I think so. Removals and insertions are importantly different from
change in place. If I wanted to square each number in a list, and *did
not need the original list*, I would not hesitate to do it in place.

The newish sorted() and reversed() built-ins were meant to complement
list.sort and list.reverse, not replace them.

tjr

 

[Grzegorz Staniak]

The newish sorted() and reversed() built-ins were meant to complement
list.sort and list.reverse, not replace them.

BTW, is there a reason why sorted() on a list returns a list, while
reversed() on the same list returns an iterator?

GS

 

[Fredrik Lundh]

BTW, is there a reason why sorted() on a list returns a list, while
reversed() on the same list returns an iterator?

the algorithm required to sort a sequence is something entirely
different from the algorithm required to loop over a sequence in
reverse. we went through this a few days ago.

</F>

 

[Steven D'Aprano]

BTW, is there a reason why sorted() on a list returns a list, while
reversed() on the same list returns an iterator?

Until the day that somebody discovers how to sort a list without seeing
all the items first, there's no point in sorted() returning an iterator.
It has to generate a copy of the entire list to sort it, and so might as
well just return the list -- there's no advantage to turning it into an
iterator after you've already built the list.

On the other hand, reversed() can supply it's items lazily.

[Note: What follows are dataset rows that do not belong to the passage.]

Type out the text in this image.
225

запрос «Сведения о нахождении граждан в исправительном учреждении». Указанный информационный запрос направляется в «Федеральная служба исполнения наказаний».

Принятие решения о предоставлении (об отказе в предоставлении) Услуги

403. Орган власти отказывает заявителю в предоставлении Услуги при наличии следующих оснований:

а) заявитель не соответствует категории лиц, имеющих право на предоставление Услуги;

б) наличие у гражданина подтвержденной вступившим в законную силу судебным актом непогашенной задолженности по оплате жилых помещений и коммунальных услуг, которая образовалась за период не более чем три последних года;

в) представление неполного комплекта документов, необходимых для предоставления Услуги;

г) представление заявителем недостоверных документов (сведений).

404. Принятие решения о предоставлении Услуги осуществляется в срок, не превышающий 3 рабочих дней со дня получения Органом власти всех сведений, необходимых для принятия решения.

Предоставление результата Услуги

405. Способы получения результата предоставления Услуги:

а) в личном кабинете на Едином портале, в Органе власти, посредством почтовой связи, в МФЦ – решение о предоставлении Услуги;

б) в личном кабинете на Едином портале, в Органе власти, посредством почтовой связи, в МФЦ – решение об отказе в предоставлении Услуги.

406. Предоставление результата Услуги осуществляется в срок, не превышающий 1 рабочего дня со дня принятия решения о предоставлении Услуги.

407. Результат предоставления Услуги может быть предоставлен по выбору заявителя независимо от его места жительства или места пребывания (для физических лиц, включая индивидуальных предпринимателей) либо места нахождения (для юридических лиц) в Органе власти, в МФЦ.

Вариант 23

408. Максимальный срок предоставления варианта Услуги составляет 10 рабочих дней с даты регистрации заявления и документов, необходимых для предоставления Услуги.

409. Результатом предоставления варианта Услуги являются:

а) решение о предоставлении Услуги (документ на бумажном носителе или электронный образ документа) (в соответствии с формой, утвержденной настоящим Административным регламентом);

Although it
does need access to the entire source, it doesn't need to return an
entire list. It can just return the items one at a time, starting from
the last one.

That however does mean there's one gotcha: if you mutate a list after
calling sorted() on it, the result of the sorted() doesn't change. But
the same doesn't hold for reversed():

L = range(5)
it = reversed(L) # expecting [4, 3, 2, 1, 0] as an iterator
it.next() 4
L[3] = 'mutate'
it.next()

'mutate'

The solution to that is simple: call list(reversed(L)). Or don't mutate
the original.

 

[mumbler]

Until the day that somebody discovers how to sort a list without seeing
all the items first, there's no point in sorted() returning an iterator.

To nitpick, this is not strictly true: sure, you're at best O(nlogn)
on sorting the entire list, but you could return the first element of
the 'sorted' list in O(n) (if you don't mind using a O(n^2) algorithm
for the whole sort). i.e. if you have a use case where you're only
likely to look at the first few elements of a sorted list, it would
make some sense to have an iterator.